Segunda-feira, 11 de março de 2013 - 11h20
Por Humberto Pinho da Silva
Embora existam famílias notáveis, cujos membros se evidenciaram na música, como: a de Sebastian Bach, Beethoven, Mozart e Haydn, e outras, que a genialidade se transmitiu de geração em geração, como a de Murilo, Bacon e Goethe, a verdade é, que a inteligência, infelizmente, não se transmite de pais a filhos.
Não nego que a hereditariedade exerça importante papel, transmitindo tendências; mas os filhos de génios, podem herdar ou não, a inteligência dos progenitores.
Por que é, então, que os filhos dos famosos, em regra, tornam-se notáveis, mormente nas profissões dos pais? É que a educação faz o homem.
É certo que a frequência de boas escolas e professores excepcionais, influem na formação do ser humano, mas o convívio, em família, é determinante. A cultura, facilidade de raciocino, perspicácia, aprende-se, em casa, quase por osmose.
A educação forma o homem e marca o destino de cada um.
É ela, e não a hereditariedade, a principal responsável pelas famílias de génios.
Também o local, o convívio que se tem desde criança, e até a época em que se vive, influenciam na formação e cultura do indivíduo.
Educar, é preparar a criança para o homem que será.
O resultado da educação, sente-se no modo como o homem se comporta na sociedade: como marido, pai, e cidadão.
A primeira escola da criança é a família; é no seu seio que a criança desde a mais tenra idade, plasma o carácter e adopta hábitos, que se irão repetir, inconscientemente, ao longo da vida.

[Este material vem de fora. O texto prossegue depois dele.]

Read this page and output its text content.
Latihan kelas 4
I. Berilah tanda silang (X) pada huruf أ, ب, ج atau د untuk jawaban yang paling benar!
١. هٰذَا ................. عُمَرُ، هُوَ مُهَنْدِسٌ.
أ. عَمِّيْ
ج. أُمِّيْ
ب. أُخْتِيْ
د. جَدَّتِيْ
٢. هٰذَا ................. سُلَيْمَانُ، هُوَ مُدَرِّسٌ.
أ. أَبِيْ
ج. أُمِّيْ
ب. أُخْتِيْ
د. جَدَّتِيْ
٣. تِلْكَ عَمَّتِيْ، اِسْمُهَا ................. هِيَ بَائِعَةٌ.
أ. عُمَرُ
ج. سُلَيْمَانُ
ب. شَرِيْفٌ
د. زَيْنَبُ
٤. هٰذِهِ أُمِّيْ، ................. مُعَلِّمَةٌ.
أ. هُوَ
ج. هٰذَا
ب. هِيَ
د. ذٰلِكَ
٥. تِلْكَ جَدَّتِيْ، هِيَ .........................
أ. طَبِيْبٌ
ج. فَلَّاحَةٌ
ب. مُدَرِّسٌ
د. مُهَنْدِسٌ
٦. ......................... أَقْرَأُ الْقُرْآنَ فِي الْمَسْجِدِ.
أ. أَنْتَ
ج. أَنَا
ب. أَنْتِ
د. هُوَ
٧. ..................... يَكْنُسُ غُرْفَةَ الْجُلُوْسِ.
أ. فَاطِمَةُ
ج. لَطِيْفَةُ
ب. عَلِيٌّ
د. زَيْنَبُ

É no convívio com os pais, avós e adultos, que vivem no lar ou que o visitam, que a criança forma a índole.
A educação não se limita a palavras, porque estas pouco valor têm, se não forem acompanhadas pelo exemplo.
A educação que se recebe em casa é que marca as tendências e atitudes: na infância, adolescência e idade adulta.
A inteligência não se herda, mas os dons que Deus dá, são desenvolvidos pelo convívio diário.
Por isso, o povo, costuma afirmar: “ Filho de peixe sabe nadar”, e não erra, porque o “ saber” também se transmite com o convívio de pessoas de elevada cultura, mormente familiares.